Ce que je veux mettre en relief, pour finir, est quelque chose de bien précis. Que l’antisémitisme aujourd’hui se reconfigure par le biais d’une nazification tendancielle des Juifs, et que cette reconfiguration s’opère autour de la diabolisation d’Israël est un fait que je ne prétends nullement être le premier à décrire ou à constater. Un aspect essentiel de ce phénomène reste cependant insuffisamment mis en lumière, à savoir, précisément, le schème théologique qui le trame de part en part. Si les Juifs, après le nazisme, se conduisent comme les nazis ; si les Juifs, hier victimes par excellence des nazis, sont aujourd’hui des nazis, qu’est-ce que cela sous-entend en effet ? Cela sous-entend et cela signifie donc que les Juifs se sont montrés infidèles à la vocation que leur élection par la haine nazie leur avait assignée. Cela signifie qu’ils ont trahi cette vocation dont ils auraient plus que tout autre dû être les gardiens les plus intransigeants, les plus purs. Cela veut dire qu’il s’en sont montrés indignes, et d’une indignité vertigineuse. Nazifiés, les juifs perdent dès lors jusqu’au droit de porter leur nom. Les vrais juifs sont leurs victimes, leurs martyrs : palestiniens, musulmans, immigrés, noirs, exclus et damnés de la terre qui forment une sorte de Verus Israel.

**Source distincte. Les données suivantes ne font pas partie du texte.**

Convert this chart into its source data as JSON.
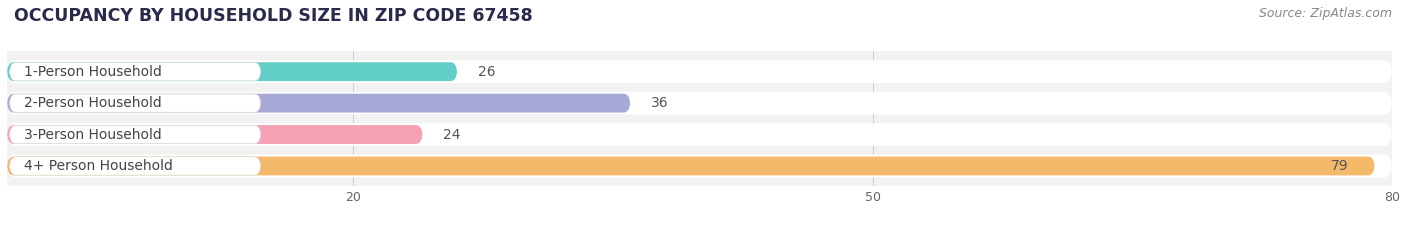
{
  "title": "OCCUPANCY BY HOUSEHOLD SIZE IN ZIP CODE 67458",
  "source": "Source: ZipAtlas.com",
  "categories": [
    "1-Person Household",
    "2-Person Household",
    "3-Person Household",
    "4+ Person Household"
  ],
  "values": [
    26,
    36,
    24,
    79
  ],
  "bar_colors": [
    "#62cec8",
    "#a9a9d8",
    "#f5a0b5",
    "#f5b96b"
  ],
  "xlim": [
    0,
    80
  ],
  "xticks": [
    20,
    50,
    80
  ],
  "bar_height": 0.72,
  "background_color": "#f2f2f2",
  "title_fontsize": 12.5,
  "label_fontsize": 10,
  "value_fontsize": 10,
  "source_fontsize": 9
}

Vous voyez ainsi comment la nazification des Juifs rejoue le trope et le drame théologique chrétien fondamental du « déicide », et vous voyez à quelle profondeur elle peut puiser la ressource d’une séduction vieille-nouvelle qui, me semble t-il, est extrêmement préoccupante. Le chemin que j’ai suivi dessine un curieux trajet : Le discrédit de l’antisémitisme n’a pas mis fin à l’antisémitisme, il lui a procuré une arme dévastatrice. Mais j’ai parlé longuement et je voudrais que nous puissions discuter de tout cela, si vous le désirez. Avant de vous rendre la parole cependant, je vous ferai un aveu.

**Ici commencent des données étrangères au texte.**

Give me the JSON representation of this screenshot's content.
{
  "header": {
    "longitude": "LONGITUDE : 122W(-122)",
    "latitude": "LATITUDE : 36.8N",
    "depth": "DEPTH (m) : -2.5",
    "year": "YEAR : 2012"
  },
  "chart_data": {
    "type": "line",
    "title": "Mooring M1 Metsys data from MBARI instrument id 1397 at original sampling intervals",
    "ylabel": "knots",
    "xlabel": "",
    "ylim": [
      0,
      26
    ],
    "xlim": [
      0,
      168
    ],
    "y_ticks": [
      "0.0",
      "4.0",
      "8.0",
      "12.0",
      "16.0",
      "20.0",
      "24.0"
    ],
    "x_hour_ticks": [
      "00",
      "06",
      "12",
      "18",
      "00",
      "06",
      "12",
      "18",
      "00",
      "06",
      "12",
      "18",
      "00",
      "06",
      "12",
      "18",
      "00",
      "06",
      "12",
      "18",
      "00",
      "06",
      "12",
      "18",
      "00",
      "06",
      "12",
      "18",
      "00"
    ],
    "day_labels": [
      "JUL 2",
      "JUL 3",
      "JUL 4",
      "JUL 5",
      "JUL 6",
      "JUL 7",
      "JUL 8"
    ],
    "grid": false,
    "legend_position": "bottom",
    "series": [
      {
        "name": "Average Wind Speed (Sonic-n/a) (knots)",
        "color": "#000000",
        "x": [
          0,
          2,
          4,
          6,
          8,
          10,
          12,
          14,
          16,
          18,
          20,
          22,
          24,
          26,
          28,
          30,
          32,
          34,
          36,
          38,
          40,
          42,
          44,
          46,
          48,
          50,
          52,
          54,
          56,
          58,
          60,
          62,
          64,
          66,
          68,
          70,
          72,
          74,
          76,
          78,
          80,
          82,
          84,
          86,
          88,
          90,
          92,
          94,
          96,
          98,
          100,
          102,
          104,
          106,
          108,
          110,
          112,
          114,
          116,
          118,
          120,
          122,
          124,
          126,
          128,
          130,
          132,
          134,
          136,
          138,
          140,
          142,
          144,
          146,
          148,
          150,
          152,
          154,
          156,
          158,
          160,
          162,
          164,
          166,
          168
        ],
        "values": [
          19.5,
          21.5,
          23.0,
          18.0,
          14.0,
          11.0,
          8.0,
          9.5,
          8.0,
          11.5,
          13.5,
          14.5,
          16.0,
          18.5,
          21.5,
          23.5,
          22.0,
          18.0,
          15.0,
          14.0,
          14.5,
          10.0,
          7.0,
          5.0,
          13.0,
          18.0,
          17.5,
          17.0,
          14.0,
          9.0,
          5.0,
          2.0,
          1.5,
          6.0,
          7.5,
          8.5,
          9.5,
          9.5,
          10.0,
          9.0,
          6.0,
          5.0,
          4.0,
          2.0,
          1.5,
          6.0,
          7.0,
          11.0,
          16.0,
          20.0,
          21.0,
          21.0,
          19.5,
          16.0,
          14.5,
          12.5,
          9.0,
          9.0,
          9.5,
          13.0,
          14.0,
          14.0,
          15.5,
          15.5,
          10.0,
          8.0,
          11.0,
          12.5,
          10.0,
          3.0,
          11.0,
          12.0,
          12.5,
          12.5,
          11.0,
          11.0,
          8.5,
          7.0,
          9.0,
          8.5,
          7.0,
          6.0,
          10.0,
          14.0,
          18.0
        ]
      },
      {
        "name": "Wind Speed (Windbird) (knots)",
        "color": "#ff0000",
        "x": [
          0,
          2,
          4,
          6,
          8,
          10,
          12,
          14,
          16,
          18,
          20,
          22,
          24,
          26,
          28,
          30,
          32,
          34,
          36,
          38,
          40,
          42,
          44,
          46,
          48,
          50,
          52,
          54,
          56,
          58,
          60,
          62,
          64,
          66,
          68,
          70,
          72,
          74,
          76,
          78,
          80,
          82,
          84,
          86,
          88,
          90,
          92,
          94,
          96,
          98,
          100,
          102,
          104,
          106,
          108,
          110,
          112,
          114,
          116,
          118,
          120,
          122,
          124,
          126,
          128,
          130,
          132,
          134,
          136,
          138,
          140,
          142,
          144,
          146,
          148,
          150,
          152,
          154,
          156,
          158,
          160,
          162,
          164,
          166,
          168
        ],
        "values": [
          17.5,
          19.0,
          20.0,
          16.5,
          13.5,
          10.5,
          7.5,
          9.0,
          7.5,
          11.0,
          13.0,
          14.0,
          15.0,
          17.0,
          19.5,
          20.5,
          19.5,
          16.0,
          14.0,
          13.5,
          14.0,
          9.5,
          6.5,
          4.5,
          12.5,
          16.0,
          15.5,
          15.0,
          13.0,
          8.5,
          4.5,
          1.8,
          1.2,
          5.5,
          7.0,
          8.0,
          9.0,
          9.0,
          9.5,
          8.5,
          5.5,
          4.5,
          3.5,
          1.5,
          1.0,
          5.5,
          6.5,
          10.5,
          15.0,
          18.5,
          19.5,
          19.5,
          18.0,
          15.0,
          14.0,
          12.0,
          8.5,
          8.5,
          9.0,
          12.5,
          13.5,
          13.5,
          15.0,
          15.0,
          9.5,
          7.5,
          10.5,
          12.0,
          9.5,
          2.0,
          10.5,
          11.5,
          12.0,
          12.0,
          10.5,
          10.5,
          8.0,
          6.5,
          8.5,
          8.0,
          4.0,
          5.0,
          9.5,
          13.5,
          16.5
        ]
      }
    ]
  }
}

J’ai été très perturbé, dans la préparation de cette intervention, par la lecture que je faisais, parallèlement, de l’admirable livre de Daniel Mendelshon, Les Disparus. Ce n’est pas un roman et c’est pourtant, de toute évidence, de la littérature. Ce n’est pas un essai et c’est pourtant, de toute évidence, de la pensée. Et je dois vous dire que devant la réussite merveilleuse, la liberté, la simplicité, la force bouleversante de ce livre, je me suis senti, dans mon cheminement, et je me sens d’une lourdeur et d’une grossièreté accablante. J’espère tout de même que je ne vous aurai pas découragé ce soir de lire Si c’est un juif, mais je vous souhaite très chaleureusement, l’un n’excluant pas l’autre, de lire Les Disparus, et je vous remercie de votre patience.